In von-Hippel Lindau (VHL) disease, the loss of function mutation in the VHL tumor suppressor results in the formation of hemangioblastomas in multiple organs, renal cell carcinoma, and pheochromocytoma. The VHL tumor suppressor gene codes for the VHL protein. The VHL protein is a type of E3 ubiquitin ligase that catalyzes the ubiquitination of hypoxia-inducible transcription factor-alpha (HIF1-alpha). HIF-alpha regulates erythropoietin (EPO) production and vascular endothelial growth factor (VEGF). Under normal physiologic conditions, HIF1-alpha remains hydroxylated. In the hydroxylated form, it can be recognized and degraded by the VHL protein. This results in the prevention of EPO and VEGF induction under normoxic conditions. In VHL disease, the mutation of the gene results in the VHL protein’s inability to bind HIF-alpha, leading to uncontrolled growth.

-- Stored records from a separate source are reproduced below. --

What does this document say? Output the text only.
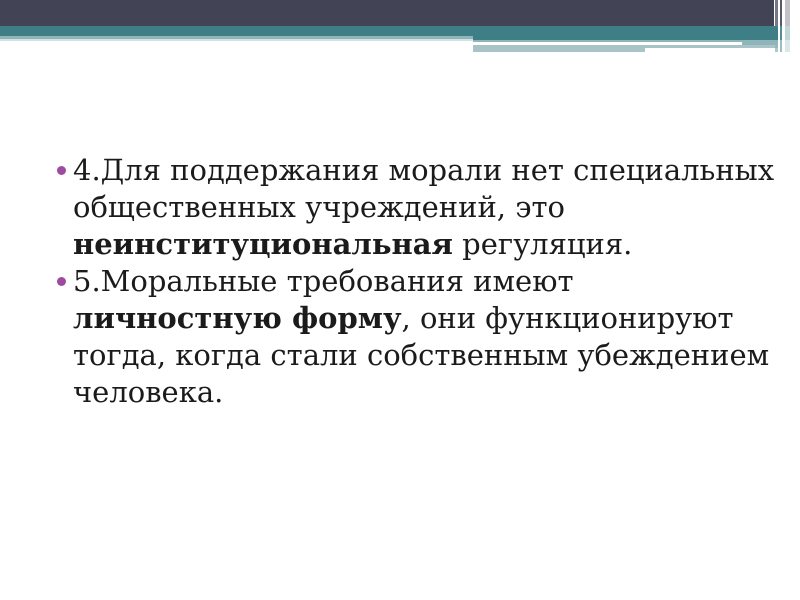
4.Для поддержания морали нет специальных
общественных учреждений, это
неинституциональная регуляция.
5.Моральные требования имеют
личностную форму, они функционируют
тогда, когда стали собственным убеждением
человека.
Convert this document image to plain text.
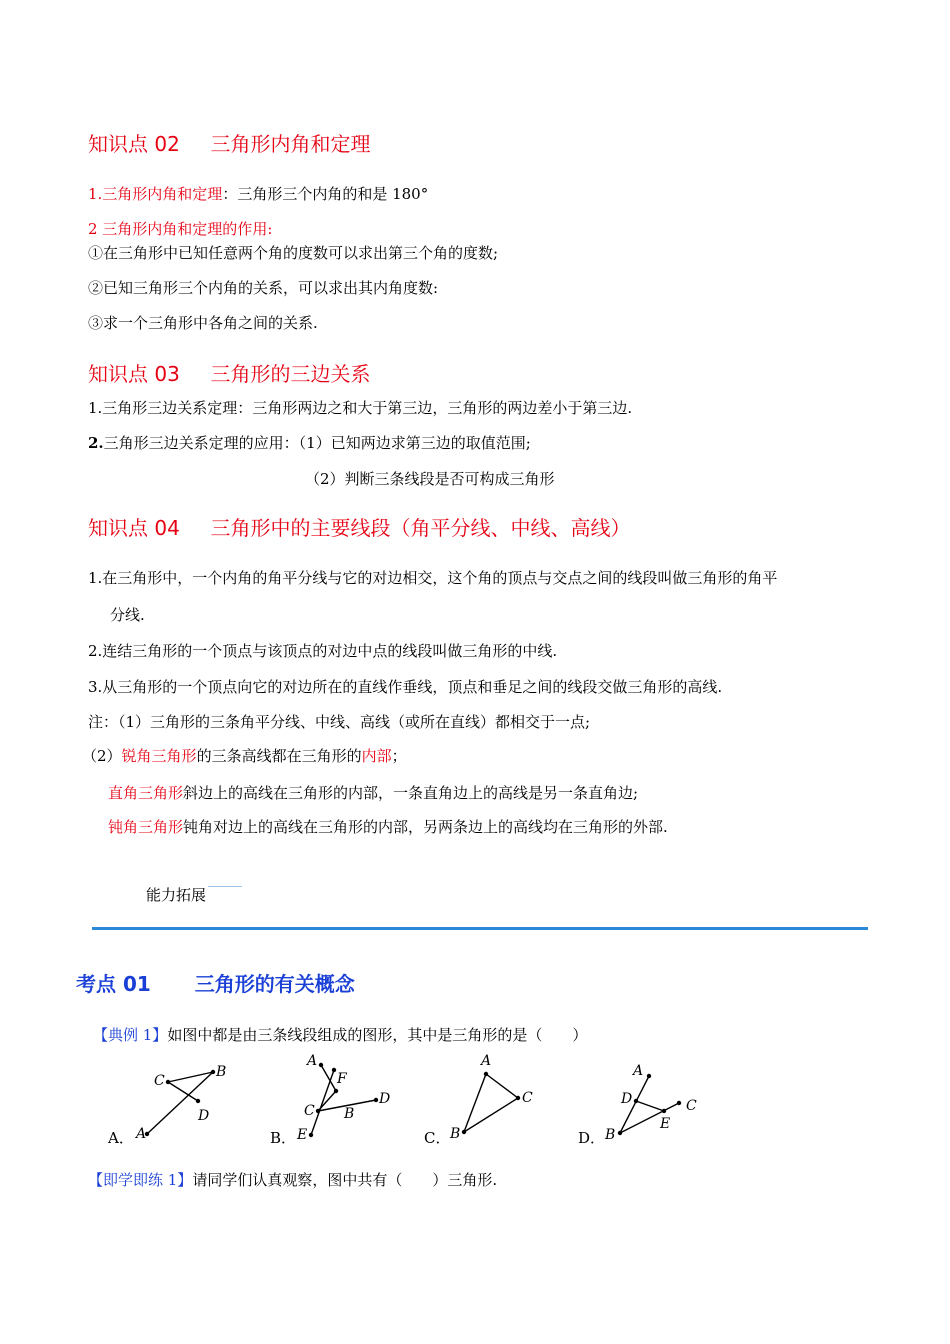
知识点 02 三角形内角和定理
1.三角形内角和定理：三角形三个内角的和是 180°
2 三角形内角和定理的作用:
①在三角形中已知任意两个角的度数可以求出第三个角的度数;
②已知三角形三个内角的关系，可以求出其内角度数:
③求一个三角形中各角之间的关系.
知识点 03 三角形的三边关系
1.三角形三边关系定理：三角形两边之和大于第三边，三角形的两边差小于第三边.
2.三角形三边关系定理的应用：（1）已知两边求第三边的取值范围;
（2）判断三条线段是否可构成三角形
知识点 04 三角形中的主要线段（角平分线、中线、高线）
1.在三角形中，一个内角的角平分线与它的对边相交，这个角的顶点与交点之间的线段叫做三角形的角平
分线.
2.连结三角形的一个顶点与该顶点的对边中点的线段叫做三角形的中线.
3.从三角形的一个顶点向它的对边所在的直线作垂线，顶点和垂足之间的线段交做三角形的高线.
注：（1）三角形的三条角平分线、中线、高线（或所在直线）都相交于一点;
（2）锐角三角形的三条高线都在三角形的内部；
直角三角形斜边上的高线在三角形的内部，一条直角边上的高线是另一条直角边;
钝角三角形钝角对边上的高线在三角形的内部，另两条边上的高线均在三角形的外部.
能力拓展
考点 01 三角形的有关概念
【典例 1】如图中都是由三条线段组成的图形，其中是三角形的是（　　）
A．
C
B
D
A	B．
A
F
D
C B
E	C．
A
C
B	D．
A
D	C
E
B
【即学即练 1】请同学们认真观察，图中共有（　　）三角形.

Another way in which ubiquitination has been implicated in malignancy is by the way that uncontrolled proliferation has been able to evade the ubiquitin-proteasome protein degradation pathway. The ubiquitin-proteasome system plays a vital role in colorectal cells in regulating the APC (adenomatous polyposis coli)/beta-catenin signaling pathway, which regulates the growth of colorectal epithelial cells. Mutations in APC result in the failure in the degradation of beta-catenin, which results in inhibited cell proliferation.

Ubiquitination also correlates with several genetic disorders. Angelman syndrome is a rare genetic disorder affecting the nervous system that results from a mutation in UBE3A, which codes for an E3 ubiquitin ligase. Previous genetic studies have proposed that the UBE3A encoded E3 ubiquitin ligase is important for normal human cognitive function. 3-M syndrome is a disorder characterized by intrauterine growth retardation that results from mutations in CUL7, which is important in the assembly of an E3 ubiquitin ligase complex and promotion of ubiquitination. Disruption of this pathway plays a role in the pathogenesis of 3-M syndrome.[13][14][15][16]

Clinical Significance

As discussed in previous sections, the ubiquitin-proteasome pathway plays an important role in maintaining the cell homeostasis, and changes in this process can lead to the formation of tumors and neurodegenerative disorders. Thus, pharmacological treatments targeted at the ubiquitin-proteasome pathway provide potential opportunities to treat tumors and neurodegenerative disorders. For example, the ubiquitin ligase MDM2 plays an essential role in regulating P53 stability, and research is focusing on developing an inhibitor that disrupts this interaction. However, creating therapeutic targets against a specific enzyme of ubiquitination is challenging because multiple ubiquitin E3 ligases ubiquitinate one protein, and targeting one enzyme may not be adequate. Proteasome inhibition is the only validated therapeutic target of the ubiquitin system. Bortezomib, a proteasome inhibitor, was approved in 2003 by the FDA to treat relapsing and refractory multiple myeloma.

Ubiquitin immunohistochemistry has played a crucial role in understanding the pathophysiology of neurodegenerative diseases and aiding in the diagnosis of these disorders. Inclusions (protein aggregates) containing ubiquitinated proteins are present in Alzheimer’s disease, amyotrophic lateral sclerosis, and Parkinson’s disease.[4][17][18][19][20]